It’s not unusual for Silicon Valley startups to run in “stealth mode” for a while, keeping their technology and developments to themselves and a few key partners while they work out the kinks and a business plan. But for Bloom Energy, the secrecy has been surprisingly effective, considering what they’re intent to spring on the world: small, clean, inexpensive, emission-free power plans that will enable homes and businesses to generate their own electricity and get off the electrical grid.
Bloom Energy is set to announce its technology Wednesday, but founder K.R. Sridhar gave venerable CBS News program 60 Minutes an inside look at its technology. Although all the details haven’t been disclosed, the Bloom Box seems to operate using a solid-oxide fuel cell technology originally developed by scientist at NASA to power things like interplanetary probes.
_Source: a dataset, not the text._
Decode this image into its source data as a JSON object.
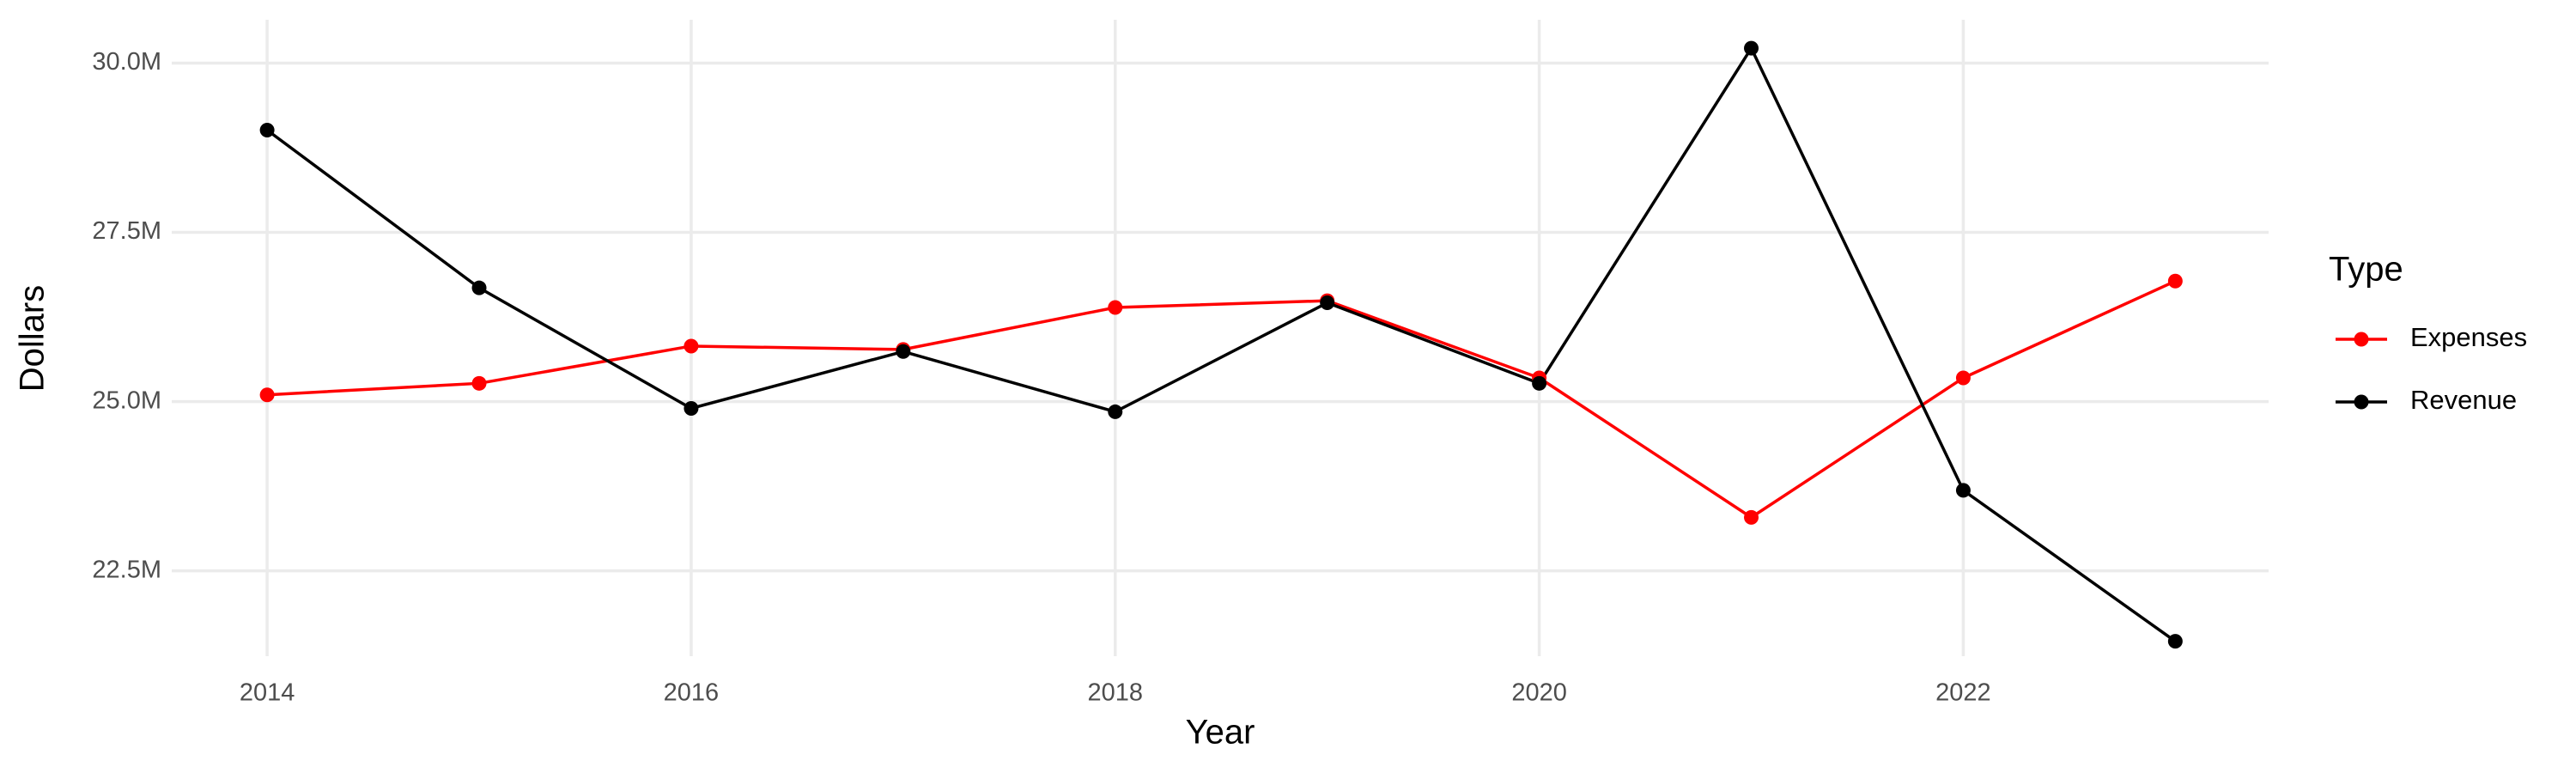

The idea is to push hydrocarbons into a series of plates stacked on top of each other in modules of various sizes, coated with still-mysterious green and black “inks”…and the result is reliable electrical output. The hydrocarbons themselves come from something like a natural gas line—wouldn’t it be cool if that came from a landfill?—and the boxes themselves don’t make any sound, emit any odors or exhaust, and don’t vibrate. Bloom envisions a world where everyday homes can be taken off the electrical grid and have all their electrical needs met with a box in their back yard the size of a small trash can.
Bloom’s claims might seem pie-in-the-sky, but the company has already been rolling out industrial-sized versions of its technology to major corporations like Wal-Mart, FedEx, Staples, Google, and eBay—and eBay will be hosting the unveiling event this week, which promises to offer more detail than the 60 Minutes piece.
Skeptics, consumer advocates, energy industry watchers, and every consumers are eager to take a close look at what Bloom has accomplished: a big consideration is whether the company will be able to drive down the cost of fuel cell technology enough to make small-sized Bloom Boxes a cost-effective means to take homes off the electrical grid, or perhaps to supplement utility substations to handle peak load times. Even if the technology is everything Bloom Energy seems to want us to believe it is, it will likely still be a decade or more before it becomes an inexpensive enough solution for homeowners—but that’s a lot more promising than most fuel-cell technologies on the horizon.